Membicarakan tentang pernikahan memang tak akan ada habisnya. Tidak pernah ada jawaban yang pasti tentang kenapa dan mengapa kita harus menikah selain karena anjuran menikah dalam beberapa ajaran agama. Lalu, dosakah kita apabila kita tidak menikah?
Tidak pernah ada yang mengatakan dosa bagi orang yang tidak menikah, selama dia tidak melakukan maksiat. Lantas kenapa kita tergesa-gesa menikah hanya karena banyaknya komentar negatif dari orang lain? Kenapa kita memutuskan menikah hanya karena takut terlanjur tua untuk bisa melahirkan, sehingga kita sulit memiliki anak? Kenapa kita harus menikah hanya karena kekhawatiran dimasa tua hidup sendiri?
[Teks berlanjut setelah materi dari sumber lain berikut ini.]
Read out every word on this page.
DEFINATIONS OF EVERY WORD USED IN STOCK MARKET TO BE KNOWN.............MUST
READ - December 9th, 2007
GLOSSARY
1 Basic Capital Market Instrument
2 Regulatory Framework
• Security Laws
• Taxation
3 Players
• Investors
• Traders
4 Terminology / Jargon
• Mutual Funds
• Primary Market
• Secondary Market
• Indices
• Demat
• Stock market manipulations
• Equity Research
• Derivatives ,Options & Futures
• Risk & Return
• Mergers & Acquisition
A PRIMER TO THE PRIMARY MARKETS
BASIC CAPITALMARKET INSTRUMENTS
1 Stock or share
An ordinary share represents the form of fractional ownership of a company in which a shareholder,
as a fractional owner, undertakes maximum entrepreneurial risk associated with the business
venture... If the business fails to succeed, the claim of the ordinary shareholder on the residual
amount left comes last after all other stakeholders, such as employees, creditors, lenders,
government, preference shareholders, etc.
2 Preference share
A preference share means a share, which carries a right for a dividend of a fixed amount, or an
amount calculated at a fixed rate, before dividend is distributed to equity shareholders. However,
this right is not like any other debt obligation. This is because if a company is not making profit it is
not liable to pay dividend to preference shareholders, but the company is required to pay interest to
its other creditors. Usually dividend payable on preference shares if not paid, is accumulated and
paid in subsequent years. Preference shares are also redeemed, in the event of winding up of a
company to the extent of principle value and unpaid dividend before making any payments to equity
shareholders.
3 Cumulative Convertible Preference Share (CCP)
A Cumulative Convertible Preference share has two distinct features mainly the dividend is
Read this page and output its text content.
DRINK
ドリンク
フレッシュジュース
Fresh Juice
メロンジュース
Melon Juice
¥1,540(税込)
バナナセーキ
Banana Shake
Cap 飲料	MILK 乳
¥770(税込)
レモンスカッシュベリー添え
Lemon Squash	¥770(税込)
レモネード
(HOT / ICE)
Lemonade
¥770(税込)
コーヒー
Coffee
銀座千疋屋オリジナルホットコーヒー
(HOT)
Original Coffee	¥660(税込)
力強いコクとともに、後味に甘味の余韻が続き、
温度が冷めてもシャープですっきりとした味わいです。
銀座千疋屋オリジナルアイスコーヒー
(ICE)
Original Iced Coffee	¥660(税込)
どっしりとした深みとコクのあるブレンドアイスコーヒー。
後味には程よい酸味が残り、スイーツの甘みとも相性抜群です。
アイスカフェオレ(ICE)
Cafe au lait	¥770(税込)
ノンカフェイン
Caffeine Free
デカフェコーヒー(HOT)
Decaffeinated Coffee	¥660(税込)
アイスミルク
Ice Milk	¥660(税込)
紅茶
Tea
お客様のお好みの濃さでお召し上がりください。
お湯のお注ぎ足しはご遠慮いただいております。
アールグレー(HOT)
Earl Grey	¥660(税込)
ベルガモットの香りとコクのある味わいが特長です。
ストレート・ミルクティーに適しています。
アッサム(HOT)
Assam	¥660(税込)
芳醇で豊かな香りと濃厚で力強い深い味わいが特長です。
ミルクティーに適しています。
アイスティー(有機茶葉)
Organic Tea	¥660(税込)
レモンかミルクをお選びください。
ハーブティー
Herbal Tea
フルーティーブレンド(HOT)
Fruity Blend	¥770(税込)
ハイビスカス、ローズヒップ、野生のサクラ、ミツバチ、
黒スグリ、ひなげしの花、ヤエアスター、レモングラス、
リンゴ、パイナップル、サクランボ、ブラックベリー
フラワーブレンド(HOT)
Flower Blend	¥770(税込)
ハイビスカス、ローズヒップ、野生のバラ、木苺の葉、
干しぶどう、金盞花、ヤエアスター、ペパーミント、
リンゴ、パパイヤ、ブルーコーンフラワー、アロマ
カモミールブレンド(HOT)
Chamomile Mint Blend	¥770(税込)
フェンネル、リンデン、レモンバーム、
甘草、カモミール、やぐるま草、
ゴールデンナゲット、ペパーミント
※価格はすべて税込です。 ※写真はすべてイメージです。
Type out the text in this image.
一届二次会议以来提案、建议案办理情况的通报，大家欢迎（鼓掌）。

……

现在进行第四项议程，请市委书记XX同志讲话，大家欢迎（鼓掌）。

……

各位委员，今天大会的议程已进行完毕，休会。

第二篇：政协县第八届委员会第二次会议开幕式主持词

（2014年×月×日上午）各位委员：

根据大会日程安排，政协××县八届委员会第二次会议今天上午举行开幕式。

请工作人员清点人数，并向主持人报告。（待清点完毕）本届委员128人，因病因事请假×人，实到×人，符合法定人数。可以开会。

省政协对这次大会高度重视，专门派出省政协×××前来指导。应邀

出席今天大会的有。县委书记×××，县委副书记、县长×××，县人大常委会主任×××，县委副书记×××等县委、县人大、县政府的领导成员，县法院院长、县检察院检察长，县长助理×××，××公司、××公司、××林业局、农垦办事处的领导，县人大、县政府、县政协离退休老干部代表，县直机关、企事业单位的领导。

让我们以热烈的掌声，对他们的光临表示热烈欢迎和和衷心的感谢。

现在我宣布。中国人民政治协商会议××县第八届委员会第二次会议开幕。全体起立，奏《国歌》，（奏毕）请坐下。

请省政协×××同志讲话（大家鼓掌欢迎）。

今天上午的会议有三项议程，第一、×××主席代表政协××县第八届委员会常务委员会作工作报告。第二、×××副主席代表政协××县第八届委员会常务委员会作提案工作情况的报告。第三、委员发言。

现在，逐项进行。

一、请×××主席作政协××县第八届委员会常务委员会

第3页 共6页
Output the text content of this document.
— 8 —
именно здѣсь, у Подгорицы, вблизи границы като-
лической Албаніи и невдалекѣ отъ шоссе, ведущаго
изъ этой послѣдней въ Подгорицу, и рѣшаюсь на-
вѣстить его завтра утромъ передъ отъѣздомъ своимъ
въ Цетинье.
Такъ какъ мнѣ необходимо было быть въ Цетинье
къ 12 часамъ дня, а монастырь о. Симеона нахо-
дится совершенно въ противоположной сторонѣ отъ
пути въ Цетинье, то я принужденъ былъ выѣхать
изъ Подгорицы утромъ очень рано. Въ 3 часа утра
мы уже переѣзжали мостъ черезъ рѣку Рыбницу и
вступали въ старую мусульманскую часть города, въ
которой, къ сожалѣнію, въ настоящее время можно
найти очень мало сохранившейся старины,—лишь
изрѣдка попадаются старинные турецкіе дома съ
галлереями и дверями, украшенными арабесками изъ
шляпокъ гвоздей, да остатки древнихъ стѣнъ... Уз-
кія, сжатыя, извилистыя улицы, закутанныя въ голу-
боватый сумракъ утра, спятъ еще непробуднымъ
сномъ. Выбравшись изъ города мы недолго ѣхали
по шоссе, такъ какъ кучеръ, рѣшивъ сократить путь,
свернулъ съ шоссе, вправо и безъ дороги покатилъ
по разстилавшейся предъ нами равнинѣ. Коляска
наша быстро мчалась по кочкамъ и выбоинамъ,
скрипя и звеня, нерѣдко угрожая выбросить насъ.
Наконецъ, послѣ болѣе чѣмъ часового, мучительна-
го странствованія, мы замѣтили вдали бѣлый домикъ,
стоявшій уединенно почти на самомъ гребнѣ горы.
Banyak sekali pertanyaan “kenapa” dalam kepalaku yang mengakibatkan aku sulit sekali untuk memutuskan hidup bersama orang lain. Meskipun di sisi lain, aku beberapa kali membawa teman laki-laki ke rumah dan mengenalkannya kepada orangtua, namun orangtua selalu menyerahkan keputusan akhirnya kepadaku. Lucu memang, disaat orangtua teman-temanku yang lain selalu memaksa anaknya yang seumur denganku agar cepat-cepat untuk menikah, tapi lain halnya dengan orangtuaku, mereka memberikan kebebasan kepadaku, kapanpun aku siap menikah atau tidak menikah, itu bukan persoalan besar bagi mereka, karena yang terpenting bagi orangtua adalah kebahagiaanku
Aku sangat bersyukur memiliki orangtua seperti orangtuaku. Aku bahkan tidak menyangka bahwa ayahku sangat mengerti sekali tentang diriku, ini bisa dilihat saat aku memperkenalkan seorang laki-laki pada bulan Desember 2018. Laki-laki itu adalah seorang guru di Gontor (Cabang Malaysia). Pendidikannya S1 di UIN, sudah mapan, sudah memiliki kendaraan, baik motor sport atau pun mobil, dan usianya tidak terlalu jauh denganku, usia dia 33 tahun. Dia adalah orang Sumedang, namun sekarang mengajar di Malaysia dan pulang setahun sekali ke Indonesia. Ayahku waktu itu kurang setuju aku menikah dengan laki-laki yang menurut teman-temanku sempurna (soleh, mapan dan baik), karena ayahku melihatnya dari kacamata yang lain, yaitu kebahagiaan diriku. Ibu juga kurang setuju. Mereka seperti mengetahui bahwa aku tidak ingin menikah. Ayahku mengkhawatirkan kebahagiaanku jika menikah dengan laki-laki itu, karena tidak bisa dipungkiri, lingkungan dia sangat agamis, teman-temannya memakai gamis, bahkan ada yang bercadar. Ayahku lalu membandingkan penampilanku sehari-hari yang katanya “ngoboi” dan tidak akan nyaman jika kemudian diharuskan memakai gamis,dll. Lain halnya dengan alasan ibuku, dia tidak ingin aku dibawa ke Malaysia. Selain khawatir, ibu hanya merasa kesepian, karena dua orang saudaraku yang lain sudah menikah dan hanya aku yang menemani dia saat ini.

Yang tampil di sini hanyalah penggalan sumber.